May 6th, 2017
Well, seems life decided that my idea of “My Path” needed yet another sharp curve.
I will be moving. I hate moving. If feels like I was just getting settled! Okay, I can handle this. It wasn’t quite what I envisioned as part of all the changes I would be experiencing as part of this grand decision to change my life; not anytime soon, anyway. But, I wanted (needed) change and, Boy, am I getting it!
Deep breath. I am simply going to embrace the ideal that things happen for a reason. Tomorrow. Tomorrow, I will embrace that ideal.
Today, I am going to procrastinate and use this time to settle myself, my thoughts, and emotions. Today, I decided to focus on a project…or a few projects.
So, this is one of the little things I threw myself into, today.
Pen & colored pencils
There are a lot of extremely talented artists, out there. I am not one of them 🙂
But, that is okay. Because I didn’t do it for any other reason than to focus my mind. Or, maybe better stated: to “un-focus” my mind.
I use meditation to practice learning how to control the focus of my mind and its thoughts which, in turn, will give me better control of my emotions and how I react to them. However, I use art, crafts, music (and, I admit it: CSI and Criminal Minds) as distractions when my mind will not leave something alone that I do not want or am not ready to think or worry about, at that time. It may seem funny, but I don’t look at it as simply choosing to focus on other things. I look at it as not focusing on certain things. I believe, for me, that is more pointed and a goal that is easier to zero in on. So, if I use meditation to focus, this could be looked at as “anti-meditation” to un-focus?

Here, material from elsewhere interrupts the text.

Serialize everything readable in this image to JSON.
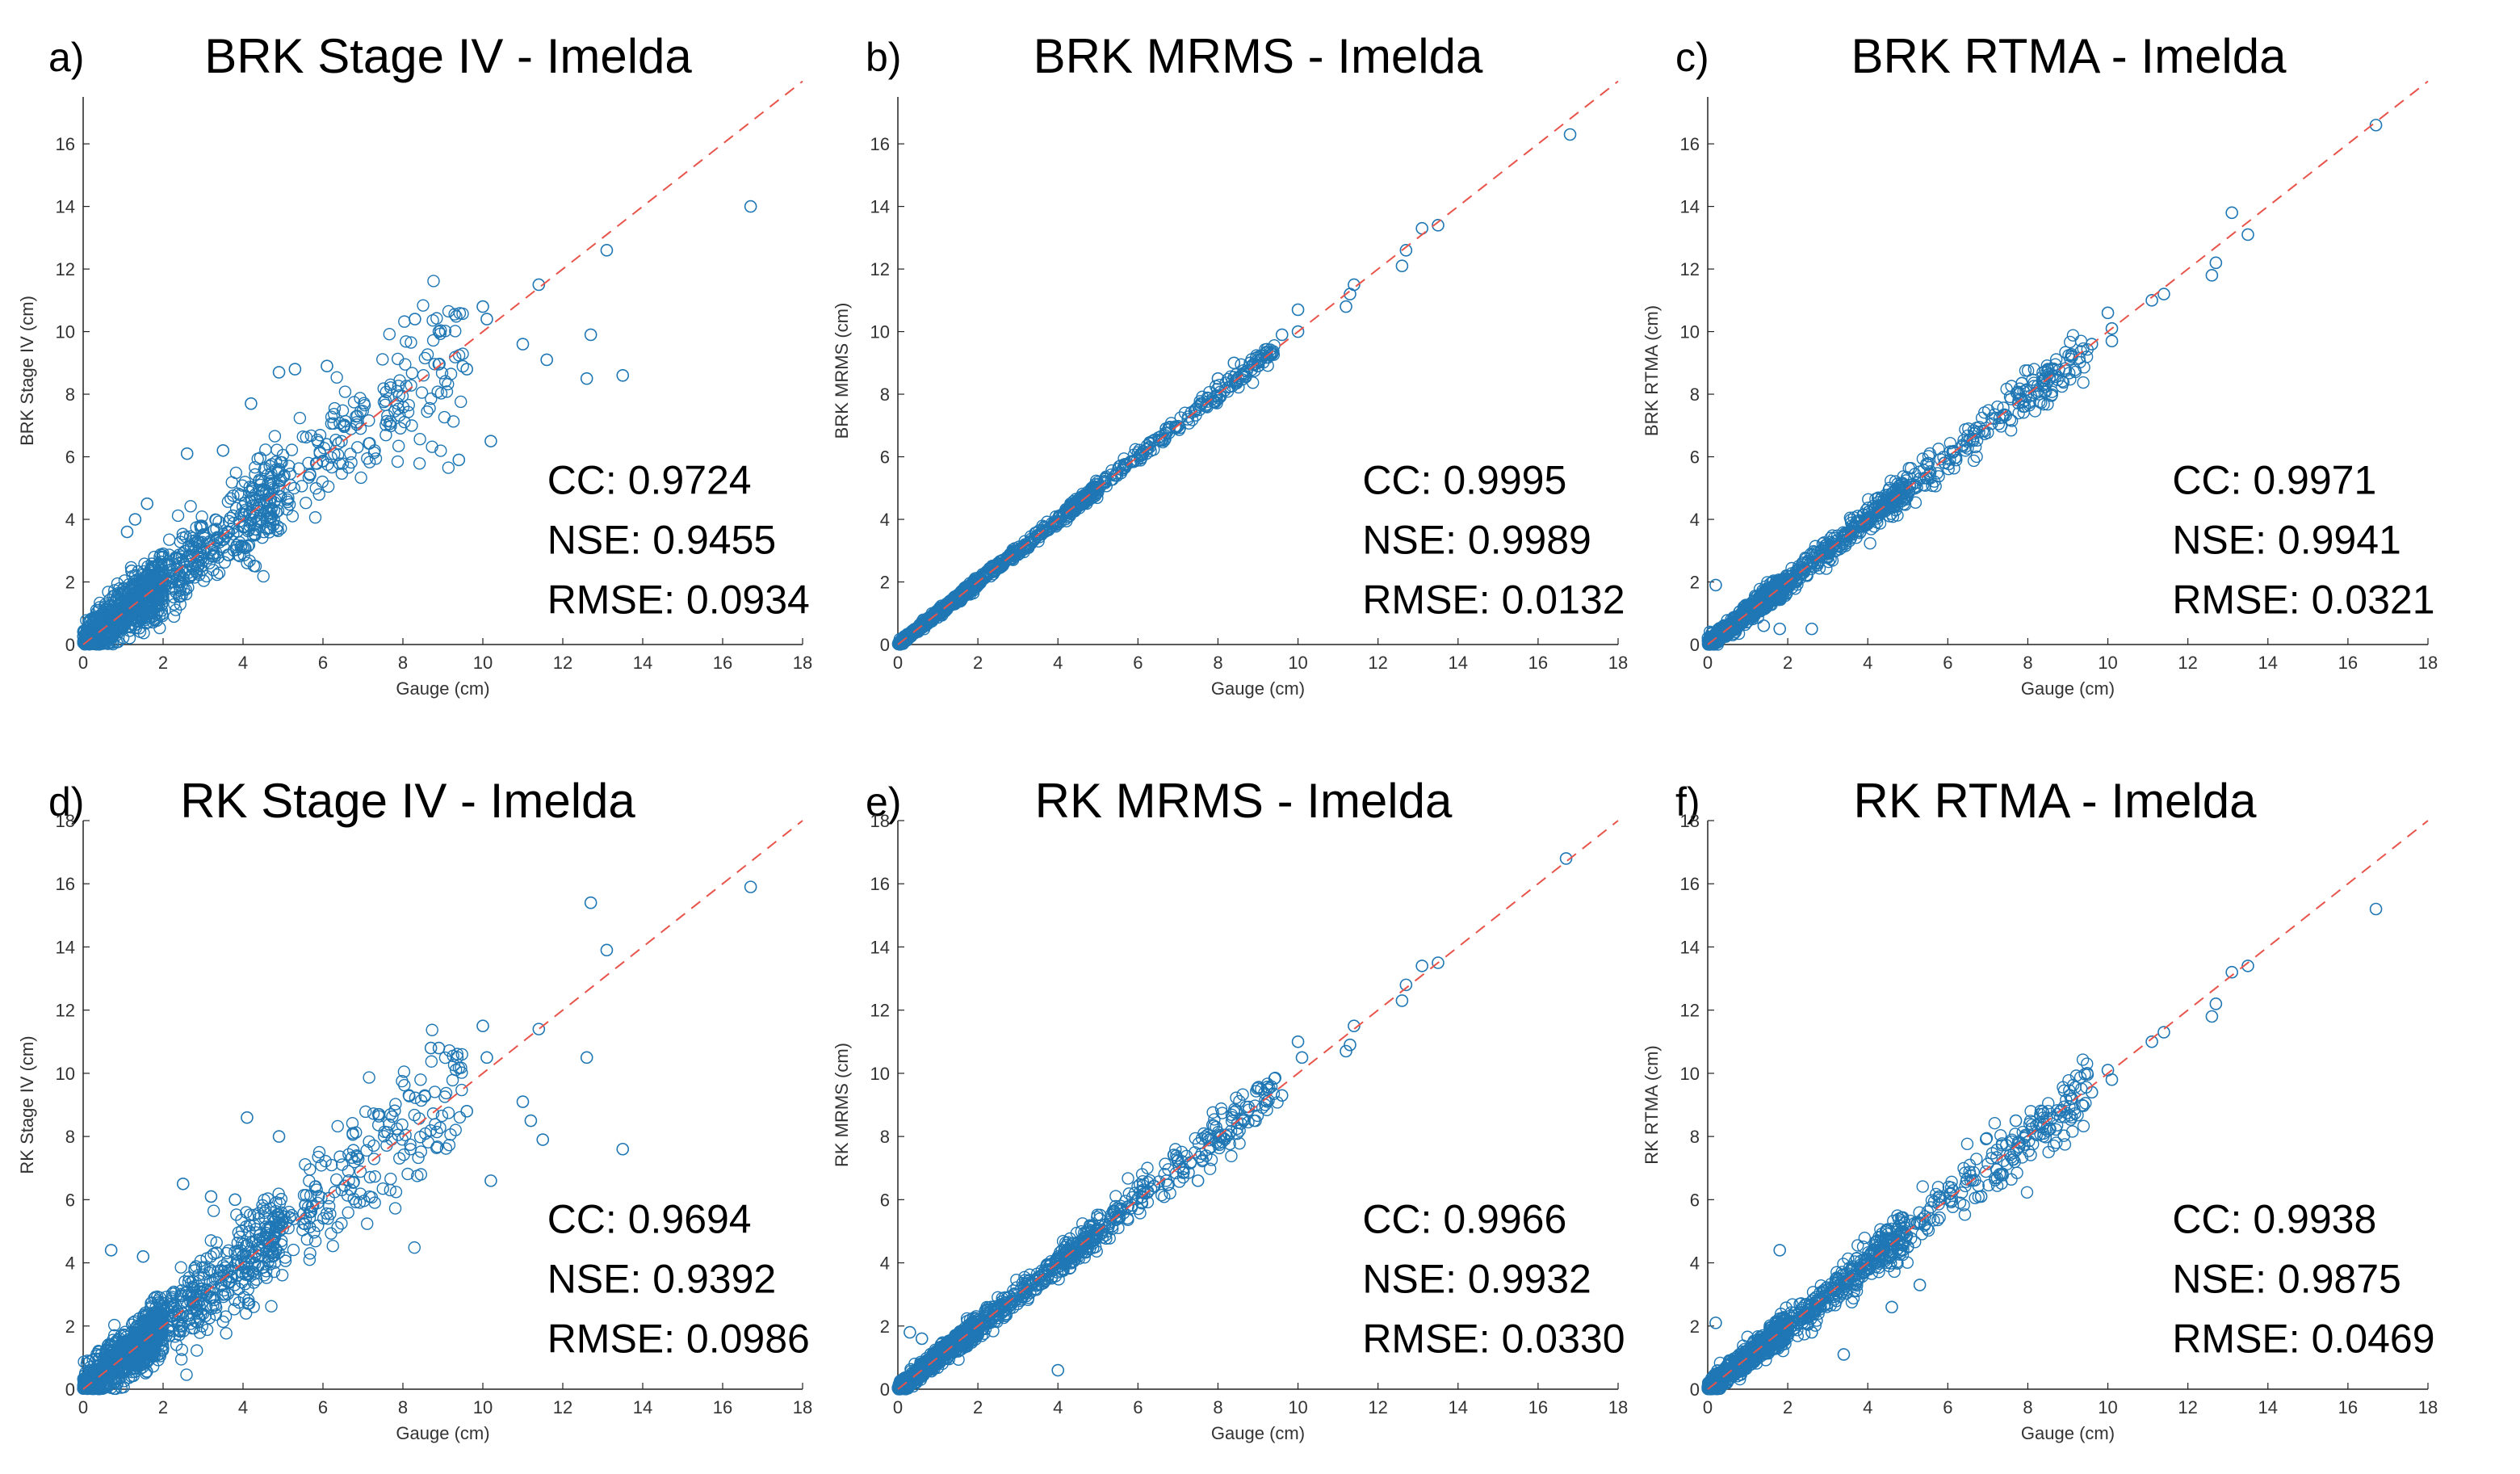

As for moving: it is a good thing and for a good reason. So, I am grateful that I am not having to move due to an illness of myself or a loved one or due to a loss of one sort or another.
I am grateful. I just wasn’t expecting this and can have no real idea of how this may influence all my grand plans; over which we all know I have complete control, right? Yeah, right!
It really didn’t ever cross my mind that I knew how everything would pay out or that I had complete control. I just didn’t realize how much not-in-control I was or how true it is that we can never really be prepared for everything.
I will get boxes and begin to tackle the chore of re-locating, tomorrow. Tomorrow; I know that I won’t actually have anymore control, tomorrow. But, maybe, hopefully, I won’t I feel not quite so not-in-control.